Wednesday After Epiphany
Wednesday, January 8, 2025
Christmas Weekday
1 Jn 4:11-18/Mk 6:45-52 (Lectionary #214)
The Responsorial Psalm tells us, “Lord, every nation on earth will adore you” (Psalm 72) as a support for hope that motivates us to love.
1John 4: 11-18 tells us that if we show love to one another, we will grow in love, and God’s love will be “brought to perfection in us.” What is the sign this is happening?
The way we know we are truly in union with Christ is that “he has given us his Spirit.” If we think like Christ and love like Christ, we must be alive by the Spirit of Christ.
To love is to help others be and become all they can be. But Christ’s Spirit tells us “the Father sent his Son as savior of the world.” “Lord, every nation on earth will adore you.” So what holds us back from the loving act of sharing him with every person we deal with?
Fear. We are afraid of failure. We think either that people are impervious to religion or that we are inadequate to present it; that even if we are discreet in our way of embodying and expressing the Good News about Jesus, they will not respond.

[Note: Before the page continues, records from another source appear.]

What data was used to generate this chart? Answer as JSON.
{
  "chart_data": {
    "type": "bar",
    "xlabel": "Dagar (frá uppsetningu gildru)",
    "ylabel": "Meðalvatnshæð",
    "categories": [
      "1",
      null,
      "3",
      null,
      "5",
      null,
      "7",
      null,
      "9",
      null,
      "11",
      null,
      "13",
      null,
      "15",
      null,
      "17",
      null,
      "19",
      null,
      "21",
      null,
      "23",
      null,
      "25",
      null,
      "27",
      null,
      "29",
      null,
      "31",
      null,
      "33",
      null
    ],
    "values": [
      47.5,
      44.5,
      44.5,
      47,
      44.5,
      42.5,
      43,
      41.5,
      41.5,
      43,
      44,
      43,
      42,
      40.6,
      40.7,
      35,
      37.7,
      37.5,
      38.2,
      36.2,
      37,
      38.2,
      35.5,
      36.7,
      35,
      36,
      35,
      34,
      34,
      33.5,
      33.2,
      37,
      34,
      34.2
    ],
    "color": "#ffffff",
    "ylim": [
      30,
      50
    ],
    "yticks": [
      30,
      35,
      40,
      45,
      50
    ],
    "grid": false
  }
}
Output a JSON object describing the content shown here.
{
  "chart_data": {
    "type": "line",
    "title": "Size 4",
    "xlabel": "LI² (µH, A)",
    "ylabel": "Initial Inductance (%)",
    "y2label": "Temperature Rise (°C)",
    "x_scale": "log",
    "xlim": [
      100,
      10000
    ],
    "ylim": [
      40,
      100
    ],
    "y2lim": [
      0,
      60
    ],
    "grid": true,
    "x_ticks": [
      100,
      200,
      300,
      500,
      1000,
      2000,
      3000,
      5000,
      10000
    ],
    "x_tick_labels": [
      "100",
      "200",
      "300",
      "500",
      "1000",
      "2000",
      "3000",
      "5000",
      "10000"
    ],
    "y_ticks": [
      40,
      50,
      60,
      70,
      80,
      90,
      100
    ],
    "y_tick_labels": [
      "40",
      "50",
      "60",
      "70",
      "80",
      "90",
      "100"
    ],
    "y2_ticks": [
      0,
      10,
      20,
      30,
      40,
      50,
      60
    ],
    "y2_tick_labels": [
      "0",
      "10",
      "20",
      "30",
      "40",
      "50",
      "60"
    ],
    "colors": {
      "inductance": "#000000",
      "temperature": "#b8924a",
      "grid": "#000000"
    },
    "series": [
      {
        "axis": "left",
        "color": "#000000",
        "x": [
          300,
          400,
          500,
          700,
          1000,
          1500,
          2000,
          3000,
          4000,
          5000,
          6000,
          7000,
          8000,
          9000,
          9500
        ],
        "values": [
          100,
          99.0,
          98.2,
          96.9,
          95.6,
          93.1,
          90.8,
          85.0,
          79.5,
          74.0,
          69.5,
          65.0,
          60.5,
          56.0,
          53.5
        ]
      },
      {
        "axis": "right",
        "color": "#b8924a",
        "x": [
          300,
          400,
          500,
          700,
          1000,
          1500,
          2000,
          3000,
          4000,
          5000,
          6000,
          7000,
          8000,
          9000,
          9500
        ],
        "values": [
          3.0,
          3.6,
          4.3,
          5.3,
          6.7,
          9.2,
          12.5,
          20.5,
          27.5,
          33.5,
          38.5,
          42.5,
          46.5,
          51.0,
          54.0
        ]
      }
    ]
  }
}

Mark 6: 45-52 reminds us that the apostles felt this way in the early Church. Jesus had ascended into heaven (“gone up the mountain”) and left them alone to take care of his people. The “wind was against them.” They were being “tossed about” in stormy seas of controversy and persecution. They were scared. And when “Jesus came toward them, walking on the sea,” they “thought he was a ghost…. and were terrified.” When he got into the boat and “the wind died down,” they were “completely astounded.” They just didn’t get it.
The problem was, “they had not understood the incident of the loaves.” They did not understand that when Jesus took the loaves, “looked up to heaven, blessed, broke, and gave them to his disciples…” this was a preview of Eucharist.
There is a mix of timeframes here. When Jesus multiplied the loaves, neither Eucharist nor the Church was yet established, and the apostles had no responsibilities. But the story is a commentary on the present. It tells us that if we understand Eucharist, we understand that Jesus is always with us, always in the boat, and no contrary winds of culture or contradiction can keep us from bringing “every nation on earth” to adore him. If we have faith to believe this, hope that overcomes fear, and love to keep trying, then through our efforts to give Christ to the world, we will see his love being “brought to perfection among us.”
Initiative: If you want to know Jesus, accept him as universal Savior. Keep trying to bring people to him, asking him to work with you, in you, through you.